Vu la requête inscrite sous le numéro 18810 du rôle et déposée au greffe du tribunal administratif le 5 novembre 2004 par Maître Yvette NGONO YAH, avocat à la Cour, inscrite au tableau de l’Ordre des avocats à Luxembourg, au nom de Monsieur …, né le … à Aqareve (Kosovo/Etat de Serbie-et-Monténégro), de nationalité serbo-

monténégrine, demeurant actuellement à L-…, tendant à la réformation d’une décision du ministre des Affaires étrangères et de l’Immigration du 8 septembre 2004, portant rejet de sa demande tendant à la reconnaissance du statut de réfugié comme non fondée ;

Vu le mémoire en réponse du délégué du gouvernement déposé au greffe du tribunal administratif le 17 décembre 2004 ;

Vu le mémoire en réplique déposé au greffe du tribunal administratif le 17 janvier 2005 en nom et pour compte du demandeur ;

Vu les pièces versées en cause et notamment la décision entreprise ;

Ouï le juge-rapporteur en son rapport et Monsieur le délégué du gouvernement Jean-Paul REITER en sa plaidoirie.

En date du 18 juin 2004, Monsieur … introduisit auprès du service compétent du ministère de la Justice une demande en reconnaissance du statut de réfugié au sens de la Convention de Genève du 28 juillet 1951, relative au statut des réfugiés, approuvée par une loi du 20 mai 1953, et du Protocole relatif au statut des réfugiés, fait à New-York, le 31 janvier 1967, approuvé par règlement grand-ducal du 6 janvier 1971, l’ensemble de ces dispositions étant ci-après dénommé « la Convention de Genève ».

Il fut entendu en date du même jour par un agent du service de police judiciaire, section police des étrangers et des jeux, de la police grand-ducale, sur son identité et l’itinéraire suivi pour venir au Luxembourg.

En date du 1er juillet 2004, il fut entendu par un agent du ministère de la Justice sur les motifs à la base de sa demande d’asile.

Par décision du 8 septembre 2004, lui notifiée par voie de courrier recommandé expédié en date du 17 septembre 2004, le ministre des Affaires étrangères et de l’Immigration l’informa que sa demande avait été refusée.

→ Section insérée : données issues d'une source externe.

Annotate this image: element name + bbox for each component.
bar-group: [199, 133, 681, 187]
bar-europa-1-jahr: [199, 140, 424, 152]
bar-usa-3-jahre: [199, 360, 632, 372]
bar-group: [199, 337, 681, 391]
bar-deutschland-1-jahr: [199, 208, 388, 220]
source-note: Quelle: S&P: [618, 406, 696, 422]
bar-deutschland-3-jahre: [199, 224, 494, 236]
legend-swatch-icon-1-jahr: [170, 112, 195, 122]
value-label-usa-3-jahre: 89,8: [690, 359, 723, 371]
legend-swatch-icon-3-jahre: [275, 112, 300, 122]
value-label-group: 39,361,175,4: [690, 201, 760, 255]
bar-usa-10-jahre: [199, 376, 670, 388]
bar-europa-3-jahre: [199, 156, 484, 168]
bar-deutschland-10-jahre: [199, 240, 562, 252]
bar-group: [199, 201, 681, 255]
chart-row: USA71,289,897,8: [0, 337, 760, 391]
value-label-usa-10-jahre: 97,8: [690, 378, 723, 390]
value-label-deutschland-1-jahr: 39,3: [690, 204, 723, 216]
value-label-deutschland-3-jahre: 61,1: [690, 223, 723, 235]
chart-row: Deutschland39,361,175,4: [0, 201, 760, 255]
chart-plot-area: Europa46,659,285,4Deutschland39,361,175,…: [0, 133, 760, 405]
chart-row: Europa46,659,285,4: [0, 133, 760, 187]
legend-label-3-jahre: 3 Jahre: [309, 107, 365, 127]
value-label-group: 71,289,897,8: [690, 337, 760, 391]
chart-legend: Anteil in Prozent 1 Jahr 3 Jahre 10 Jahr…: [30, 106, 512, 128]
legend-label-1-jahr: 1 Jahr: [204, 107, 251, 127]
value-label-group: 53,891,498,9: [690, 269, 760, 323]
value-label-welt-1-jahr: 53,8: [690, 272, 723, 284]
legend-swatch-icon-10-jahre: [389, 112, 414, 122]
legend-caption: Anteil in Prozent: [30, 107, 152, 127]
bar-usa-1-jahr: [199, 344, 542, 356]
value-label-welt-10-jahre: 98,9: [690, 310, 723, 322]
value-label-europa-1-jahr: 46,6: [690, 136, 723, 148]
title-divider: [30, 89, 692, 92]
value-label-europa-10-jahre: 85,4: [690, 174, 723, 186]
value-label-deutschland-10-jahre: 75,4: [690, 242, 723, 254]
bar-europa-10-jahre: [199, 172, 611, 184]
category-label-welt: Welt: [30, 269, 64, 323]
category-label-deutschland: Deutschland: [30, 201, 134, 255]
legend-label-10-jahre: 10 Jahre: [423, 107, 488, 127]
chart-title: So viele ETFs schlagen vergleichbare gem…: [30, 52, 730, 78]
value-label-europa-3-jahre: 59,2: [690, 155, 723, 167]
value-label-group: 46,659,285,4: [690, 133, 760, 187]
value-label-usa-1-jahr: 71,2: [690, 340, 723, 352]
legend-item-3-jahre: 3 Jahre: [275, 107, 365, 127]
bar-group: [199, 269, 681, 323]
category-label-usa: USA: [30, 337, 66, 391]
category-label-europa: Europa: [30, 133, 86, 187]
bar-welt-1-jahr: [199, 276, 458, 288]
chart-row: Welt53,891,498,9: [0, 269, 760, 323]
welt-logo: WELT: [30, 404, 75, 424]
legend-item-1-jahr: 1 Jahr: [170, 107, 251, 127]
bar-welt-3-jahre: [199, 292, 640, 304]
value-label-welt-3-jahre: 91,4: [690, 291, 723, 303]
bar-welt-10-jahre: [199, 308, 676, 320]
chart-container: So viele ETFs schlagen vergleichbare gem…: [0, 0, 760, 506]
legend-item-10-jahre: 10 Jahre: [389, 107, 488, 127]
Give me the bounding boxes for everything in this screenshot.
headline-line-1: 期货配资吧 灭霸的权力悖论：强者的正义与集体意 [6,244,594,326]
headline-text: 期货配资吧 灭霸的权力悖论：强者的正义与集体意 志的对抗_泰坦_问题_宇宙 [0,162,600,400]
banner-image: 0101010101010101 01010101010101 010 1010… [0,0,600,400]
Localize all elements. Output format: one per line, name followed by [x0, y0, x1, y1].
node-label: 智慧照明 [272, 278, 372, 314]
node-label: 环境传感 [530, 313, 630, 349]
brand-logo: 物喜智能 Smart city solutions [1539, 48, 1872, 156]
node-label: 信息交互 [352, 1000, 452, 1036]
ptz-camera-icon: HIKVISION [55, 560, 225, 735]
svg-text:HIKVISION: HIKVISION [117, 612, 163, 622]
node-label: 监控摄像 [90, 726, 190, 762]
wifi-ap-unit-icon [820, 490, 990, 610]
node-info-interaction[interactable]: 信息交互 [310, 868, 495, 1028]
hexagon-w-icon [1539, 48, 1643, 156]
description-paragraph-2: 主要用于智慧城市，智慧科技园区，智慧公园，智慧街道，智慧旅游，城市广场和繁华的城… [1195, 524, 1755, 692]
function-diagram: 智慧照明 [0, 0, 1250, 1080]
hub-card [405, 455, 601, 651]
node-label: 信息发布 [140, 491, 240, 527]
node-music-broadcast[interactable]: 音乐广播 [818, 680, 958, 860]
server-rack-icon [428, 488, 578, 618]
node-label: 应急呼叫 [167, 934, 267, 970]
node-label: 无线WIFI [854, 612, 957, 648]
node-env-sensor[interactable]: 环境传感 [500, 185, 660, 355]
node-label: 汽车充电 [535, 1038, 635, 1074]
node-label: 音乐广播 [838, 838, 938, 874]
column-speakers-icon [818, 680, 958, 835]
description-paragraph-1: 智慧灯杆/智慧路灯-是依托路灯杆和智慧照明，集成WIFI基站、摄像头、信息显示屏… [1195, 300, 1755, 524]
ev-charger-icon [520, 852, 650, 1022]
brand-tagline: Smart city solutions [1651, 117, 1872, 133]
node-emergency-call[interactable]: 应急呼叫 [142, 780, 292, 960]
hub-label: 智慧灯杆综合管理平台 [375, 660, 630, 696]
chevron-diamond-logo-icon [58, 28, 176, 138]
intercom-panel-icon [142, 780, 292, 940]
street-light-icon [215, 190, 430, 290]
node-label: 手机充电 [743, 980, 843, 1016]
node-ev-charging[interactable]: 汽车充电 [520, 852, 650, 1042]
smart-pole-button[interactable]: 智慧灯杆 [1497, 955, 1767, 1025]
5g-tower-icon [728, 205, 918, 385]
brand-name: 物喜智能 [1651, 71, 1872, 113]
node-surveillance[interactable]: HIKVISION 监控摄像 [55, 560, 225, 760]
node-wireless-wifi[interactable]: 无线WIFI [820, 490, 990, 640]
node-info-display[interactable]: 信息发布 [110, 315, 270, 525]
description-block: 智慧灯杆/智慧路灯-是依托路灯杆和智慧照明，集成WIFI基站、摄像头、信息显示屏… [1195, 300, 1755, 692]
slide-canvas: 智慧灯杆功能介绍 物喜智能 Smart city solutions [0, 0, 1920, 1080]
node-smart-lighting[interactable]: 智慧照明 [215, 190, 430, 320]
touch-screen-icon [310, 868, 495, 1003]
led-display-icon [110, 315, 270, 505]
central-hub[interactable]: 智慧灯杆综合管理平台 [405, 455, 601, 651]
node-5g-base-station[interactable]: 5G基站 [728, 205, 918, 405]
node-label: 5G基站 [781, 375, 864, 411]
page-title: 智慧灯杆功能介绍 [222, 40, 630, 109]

Cette décision est libellée comme suit :

« Vous auriez quitté le Kosovo le 13 juin 2004 pour venir au Luxembourg. Vous auriez changé de véhicule à plusieurs reprises. Vous seriez descendu de voiture à Metz et vous auriez pris le train pour Luxembourg.

Vous avez déposé votre demande en obtention du statut de réfugié le 18 juin 2004.

Vous n’auriez pas fait votre service militaire. Vous ne seriez membre d’aucun parti.

Vous dites avoir quitté le Kosovo car la situation y serait troublée. Il y aurait eu quelques manifestations et des gens tués. Vous auriez entendu dire que la guerre allait recommencer.

Je vous informe que la reconnaissance du statut de réfugié politique n’est pas uniquement conditionnée par la situation générale du pays d’origine, mais aussi, et surtout, par la situation particulière du demandeur d’asile qui doit établir, concrètement, que sa situation individuelle est telle qu’elle laisse supposer une crainte justifiée de persécutions au sens de la Convention de Genève.

Je vous rends attentif au fait que, pour invoquer l’article 1er A,2 de la Convention de Genève, il faut une crainte justifiée de persécutions en raison de vos opinions politiques, de votre race, de votre religion, de votre nationalité ou de votre appartenance à un groupe social et qui soit susceptible de vous rendre la vie intolérable dans votre pays.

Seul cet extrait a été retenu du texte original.